На остановке народу полно — давно не было трамвая. Инвалиды на костылях, старухи, тощие подростки в ватниках, девушки из ПВО с выпущенными из-под солдатских шапок завитыми кудрями.
С волнением и жадностью оглядывает Алик людей, не хочет показать своего волнения — и еще сильней волнуется, и голова кружится от воздуха, от непривычности простора после комнатной тесноты.
— Эх, черт, пожалуй, не влезем, — кивает на показавшийся у Разгуляя трамвай.
Стоявшая рядом старушка придвинулась — и шепотком, с укоризной:
— Ты, солдатик, черта не поминай… Кто черта поминает, тот карточки плохо отоваривает — я давно приметила… У нас в квартере одна все чертыхается, чертыхается — ей и не достается ничего, а намедни и вовсе карточки потеряла… И в очереди говорили…
Тут подлязгал вагон, и старушка, не досказав, кинулась к передней площадке.
На счастье, в прицепе народу было не слишком, они протиснулись в конец на удобное местечко — там в оконной фанере провернута дырочка. Алик сразу к ней приник, и зачарованная улыбка не сходила с бледных губ.
На Красноворотской площади трамвай остановился — перекрыли движение. Загрохотало, дробно застучало по булыжникам, все звуки подмял рев моторов. Егор по звуку узнал танки.
— «Тридцатьчетверки», три штуки. — Алик не отрывался от щелки. — Ремонтироваться пошли… Один без пушки… В зимней маскировке еще…
Инвалид, навалившийся на костыли, вздохнул тяжело:
— Не приведи бог… Выскочили они из боя, а мы — пополнение, на фронте первый раз… Глядим — «тридцатьчетверки»… Броня в крови, в мозгах, в клоках… Траки как мясорубки… намотало всего… Танкист, молодой парень, шлем снял, а сам седой…
Какая-то старушонка перебила его, выдернувшись в серединку, привлекая к себе внимание:
— На фронте что!

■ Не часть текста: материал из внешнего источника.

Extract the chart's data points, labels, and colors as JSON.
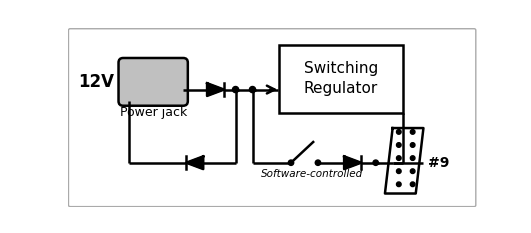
{
  "bg_color": "#ffffff",
  "lc": "#000000",
  "fig_width": 5.31,
  "fig_height": 2.33,
  "dpi": 100,
  "v12_label": "12V",
  "power_jack_label": "Power jack",
  "switching_reg_label": "Switching\nRegulator",
  "software_label": "Software-controlled",
  "pin9_label": "#9",
  "lw": 1.8
}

Вон давеча в Сокольниках, сама видала. Шел транвай утром, народу — битком, висят на подножках. И откуда ни возьмись — танк на всем ходу. И прям к транваю, прям к транваю! Боком жмется, ну чуток не задел! У одного малого шапку ветром сбил. Проскочил, значит, обогнал транвай — и дальше. Ну, куда это годится-то? Улица широкая, а он к транваю — ведь и до греха недолго так-то…
Кто-то усмехнулся сзади:
— Это, мать, называется «знай наших».
Трамвай тронулся. Егор увидел сквозь щель в приоткрытой двери круг закатного солнца и на нем четкий силуэт далекого аэростата — и вниз по Садовой, на закат, с грохотом летели танки, выбрасывая фиолетовый дым и красные брызги мокрого снега.
Въехали на улицу Кирова; народ все подбивался, и Егор как мог загораживал Алика, чтоб не слишком на него давили, а тот не замечал, увлеченно смотрел в свой глазок, изредка оборачиваясь, улыбаясь и подмигивая. Миновали станцию метро «Кировская», заколоченную, почерневшую; замелькали витрины магазинов, закрытые щитами, заложенные кирпичом и мешками с песком.

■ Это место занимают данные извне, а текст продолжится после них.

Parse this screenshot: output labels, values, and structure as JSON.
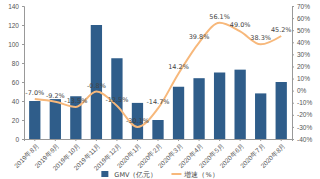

Егор посматривал рассеянно в дверную щель… И мелькнула стена, избитая осколками… Штукатурка там отпала кружками, и кирпич краснеет под известкой…
Это на углу улицы Мархлевского и Кировской…
Это место…
Егор отвернулся. Но память помимо желания нарисовала небольшой дом на другой стороне, напротив Мархлевского… Не дом уже, одна коробка без крыши. Внизу пустые окна забраны досками, а наверху сквозит небо…
В сорок первом, летом, родственница их Мария Михайловна шла как раз напротив этого дома. Едва объявили тревогу, еще не успели укрыться…
И бомба ударила в этот дом. И Марию Михайловну осколком сразу насмерть. На этом тротуаре, вот здесь… И следы от осколков остались, и невозможно смотреть…
Не успел опомниться, трамвай уже заскрипел тормозами на спуске от площади Дзержинского и подкатил к Центральным баням.
17
Еще с улицы начиналась очередь в женское отделение, тянулась в глубь темного двора. Егор и Алик шли вдоль и чувствовали взгляды на спине, и волну говора, катившуюся вслед, и озорные голоса:
— Эй, мужики, возьмите с собой!
— И меня прихватите!
Но ближе ко входу настроение хуже и напряженней. Там запускали новую партию — в дверях давка, лезет кто-то без очереди, старуха с плачем клянется, что заняла, да пропустила.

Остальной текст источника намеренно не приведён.